İlk aşamada alüminyum, çelik, çimento, elektrik, gübre ve hidrojen dahil olmak üzere karbon yoğun sektörlerdeki bir dizi spesifik ürün mekanizma kapsamında olacak. 1 Ekim 2023’te start alacak uygulama ilk aşamada basitleştirilmiş şekilde, sadece raporlama yükümlülükleriyle uygulanacak.

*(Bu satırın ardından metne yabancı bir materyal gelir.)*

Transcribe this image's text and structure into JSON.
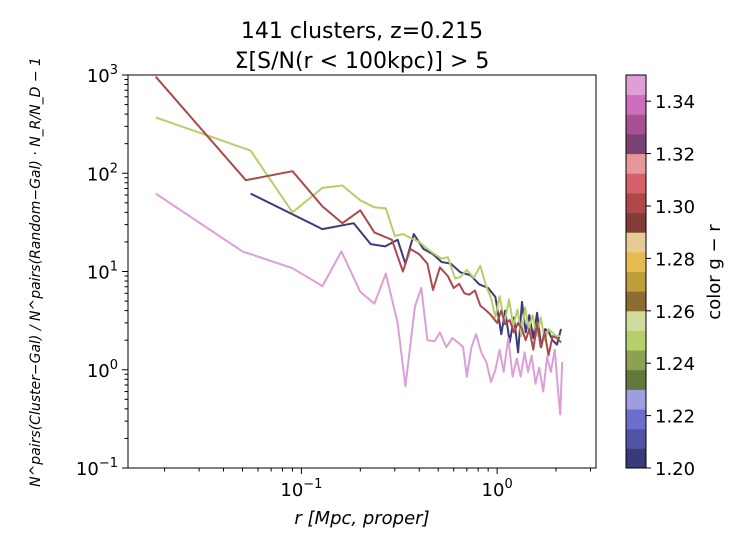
{
  "chart_data": {
    "type": "line",
    "title_line1": "141 clusters, z=0.215",
    "title_line2": "Σ[S/N(r < 100kpc)] > 5",
    "xlabel": "r [Mpc, proper]",
    "ylabel": "N^pairs(Cluster−Gal) / N^pairs(Random−Gal) · N_R/N_D − 1",
    "x_scale": "log",
    "y_scale": "log",
    "xlim": [
      0.013,
      3.2
    ],
    "ylim": [
      0.1,
      1000
    ],
    "x_ticks": [
      {
        "value": 0.1,
        "base": "10",
        "exp": "−1"
      },
      {
        "value": 1,
        "base": "10",
        "exp": "0"
      }
    ],
    "y_ticks": [
      {
        "value": 0.1,
        "base": "10",
        "exp": "−1"
      },
      {
        "value": 1,
        "base": "10",
        "exp": "0"
      },
      {
        "value": 10,
        "base": "10",
        "exp": "1"
      },
      {
        "value": 100,
        "base": "10",
        "exp": "2"
      },
      {
        "value": 1000,
        "base": "10",
        "exp": "3"
      }
    ],
    "series": [
      {
        "color_value": 1.2,
        "color": "#3b3b78",
        "points": [
          [
            0.055,
            62
          ],
          [
            0.128,
            27
          ],
          [
            0.185,
            31
          ],
          [
            0.226,
            19
          ],
          [
            0.268,
            18
          ],
          [
            0.31,
            21
          ],
          [
            0.34,
            12
          ],
          [
            0.375,
            24
          ],
          [
            0.42,
            17
          ],
          [
            0.47,
            15
          ],
          [
            0.52,
            12.5
          ],
          [
            0.58,
            12
          ],
          [
            0.65,
            9.8
          ],
          [
            0.73,
            9.2
          ],
          [
            0.81,
            7.4
          ],
          [
            0.9,
            6.8
          ],
          [
            0.98,
            5.5
          ],
          [
            1.05,
            2.3
          ],
          [
            1.1,
            4.0
          ],
          [
            1.16,
            1.9
          ],
          [
            1.22,
            3.4
          ],
          [
            1.28,
            1.5
          ],
          [
            1.34,
            4.9
          ],
          [
            1.4,
            2.4
          ],
          [
            1.46,
            3.6
          ],
          [
            1.53,
            2.1
          ],
          [
            1.6,
            3.8
          ],
          [
            1.68,
            1.7
          ],
          [
            1.76,
            2.6
          ],
          [
            1.84,
            2.4
          ],
          [
            1.92,
            2.0
          ],
          [
            2.02,
            1.8
          ],
          [
            2.12,
            2.6
          ]
        ]
      },
      {
        "color_value": 1.255,
        "color": "#b5cf6b",
        "points": [
          [
            0.018,
            370
          ],
          [
            0.055,
            170
          ],
          [
            0.09,
            40
          ],
          [
            0.128,
            71
          ],
          [
            0.162,
            75
          ],
          [
            0.2,
            53
          ],
          [
            0.236,
            45
          ],
          [
            0.27,
            44
          ],
          [
            0.3,
            23
          ],
          [
            0.33,
            24
          ],
          [
            0.36,
            22
          ],
          [
            0.4,
            20
          ],
          [
            0.44,
            17
          ],
          [
            0.48,
            15
          ],
          [
            0.52,
            13.5
          ],
          [
            0.56,
            14
          ],
          [
            0.61,
            8.5
          ],
          [
            0.65,
            8.8
          ],
          [
            0.7,
            10.4
          ],
          [
            0.76,
            8.6
          ],
          [
            0.82,
            11.4
          ],
          [
            0.88,
            7.0
          ],
          [
            0.93,
            5.4
          ],
          [
            0.98,
            3.4
          ],
          [
            1.03,
            5.6
          ],
          [
            1.09,
            3.0
          ],
          [
            1.15,
            5.2
          ],
          [
            1.21,
            2.8
          ],
          [
            1.27,
            4.1
          ],
          [
            1.33,
            2.2
          ],
          [
            1.39,
            4.3
          ],
          [
            1.45,
            2.6
          ],
          [
            1.52,
            3.6
          ],
          [
            1.59,
            2.2
          ],
          [
            1.67,
            3.4
          ],
          [
            1.75,
            2.0
          ],
          [
            1.83,
            2.6
          ],
          [
            1.91,
            2.4
          ],
          [
            2.0,
            2.2
          ],
          [
            2.1,
            2.2
          ]
        ]
      },
      {
        "color_value": 1.305,
        "color": "#ad494a",
        "points": [
          [
            0.018,
            960
          ],
          [
            0.052,
            85
          ],
          [
            0.09,
            105
          ],
          [
            0.128,
            46
          ],
          [
            0.162,
            31
          ],
          [
            0.2,
            42
          ],
          [
            0.236,
            25
          ],
          [
            0.29,
            21
          ],
          [
            0.33,
            10
          ],
          [
            0.36,
            17
          ],
          [
            0.4,
            15
          ],
          [
            0.44,
            12
          ],
          [
            0.47,
            6.5
          ],
          [
            0.51,
            11
          ],
          [
            0.56,
            9
          ],
          [
            0.6,
            6.8
          ],
          [
            0.64,
            7.5
          ],
          [
            0.68,
            6.0
          ],
          [
            0.72,
            5.8
          ],
          [
            0.77,
            6.4
          ],
          [
            0.82,
            4.5
          ],
          [
            0.88,
            4.0
          ],
          [
            0.93,
            3.6
          ],
          [
            1.0,
            3.0
          ],
          [
            1.05,
            4.0
          ],
          [
            1.1,
            2.9
          ],
          [
            1.16,
            3.2
          ],
          [
            1.22,
            2.4
          ],
          [
            1.28,
            3.0
          ],
          [
            1.34,
            2.6
          ],
          [
            1.4,
            2.0
          ],
          [
            1.46,
            2.6
          ],
          [
            1.53,
            1.6
          ],
          [
            1.6,
            3.0
          ],
          [
            1.67,
            1.7
          ],
          [
            1.75,
            2.4
          ],
          [
            1.83,
            1.4
          ],
          [
            1.92,
            2.2
          ],
          [
            2.02,
            2.1
          ],
          [
            2.12,
            1.9
          ]
        ]
      },
      {
        "color_value": 1.35,
        "color": "#de9ed6",
        "points": [
          [
            0.018,
            62
          ],
          [
            0.05,
            16
          ],
          [
            0.09,
            10.8
          ],
          [
            0.128,
            7.1
          ],
          [
            0.16,
            16
          ],
          [
            0.2,
            6.2
          ],
          [
            0.236,
            4.7
          ],
          [
            0.27,
            9.5
          ],
          [
            0.31,
            3.0
          ],
          [
            0.34,
            0.68
          ],
          [
            0.38,
            4.4
          ],
          [
            0.41,
            6.8
          ],
          [
            0.44,
            2.0
          ],
          [
            0.48,
            1.95
          ],
          [
            0.51,
            2.4
          ],
          [
            0.55,
            1.7
          ],
          [
            0.59,
            2.1
          ],
          [
            0.63,
            1.9
          ],
          [
            0.67,
            1.7
          ],
          [
            0.7,
            0.85
          ],
          [
            0.74,
            1.7
          ],
          [
            0.78,
            2.3
          ],
          [
            0.83,
            1.5
          ],
          [
            0.88,
            1.2
          ],
          [
            0.93,
            0.75
          ],
          [
            0.98,
            1.0
          ],
          [
            1.03,
            1.6
          ],
          [
            1.08,
            0.95
          ],
          [
            1.14,
            2.1
          ],
          [
            1.2,
            0.85
          ],
          [
            1.26,
            1.3
          ],
          [
            1.32,
            0.85
          ],
          [
            1.38,
            1.5
          ],
          [
            1.44,
            0.95
          ],
          [
            1.5,
            1.4
          ],
          [
            1.57,
            0.72
          ],
          [
            1.64,
            1.05
          ],
          [
            1.72,
            0.6
          ],
          [
            1.8,
            1.35
          ],
          [
            1.88,
            0.95
          ],
          [
            1.97,
            1.6
          ],
          [
            2.05,
            0.6
          ],
          [
            2.1,
            0.35
          ],
          [
            2.15,
            1.2
          ]
        ]
      }
    ],
    "colorbar": {
      "label": "color g − r",
      "ticks": [
        "1.20",
        "1.22",
        "1.24",
        "1.26",
        "1.28",
        "1.30",
        "1.32",
        "1.34"
      ],
      "tick_values": [
        1.2,
        1.22,
        1.24,
        1.26,
        1.28,
        1.3,
        1.32,
        1.34
      ],
      "range": [
        1.2,
        1.35
      ],
      "colors": [
        "#393b79",
        "#5254a3",
        "#6b6ecf",
        "#9c9ede",
        "#637939",
        "#8ca252",
        "#b5cf6b",
        "#cedb9c",
        "#8c6d31",
        "#bd9e39",
        "#e7ba52",
        "#e7cb94",
        "#843c39",
        "#ad494a",
        "#d6616b",
        "#e7969c",
        "#7b4173",
        "#a55194",
        "#ce6dbd",
        "#de9ed6"
      ]
    }
  }
}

CBAM’nin devreye girmesiyle ithalatçı doğrudan üretimle bağlantılı emisyonları beyan edecek. Bunların AB standartlarını aşması halinde AB’deki karbon fiyatı üzerinden emisyon sertifikası alacak ve aradaki fark ödenecek. Sadece AB ile aynı iklim hedeflerine sahip ülkeler CBAM sertifikaları almadan AB’ye ihracat yapabilecekler.
TÜRKİYE’Yİ DE BAĞLIYOR
Uygulama, sera gazı emisyonlarının izlenmesi ve raporlanmasına ilişkin işleyen bir sisteme sahip olan Türkiye’yi de yakından ilgilendiriyor. AB, 2021 verilerine göre, Türkiye’den yapılan ihracatta alüminyumda yüzde 61.5, demir çelikte yüzde 36.7, elektrikte yüzde 69.3, gübrede yüzde 27.9, çimento sektöründe ise yüzde 14.7 oranında paya sahip. AB pazarının büyüklüğü ve ilgili sektörlerin AB’ye ihracattaki payı dikkate alındığında üretimde emisyonların azaltılmasına yönelik stratejiler belirlenmesi ve yeşil dönüşüm için gerekli altyapının güçlendirilmesi gibi bazı ek uygulamaların hayata geçirilmesi kaçınılmaz olacak.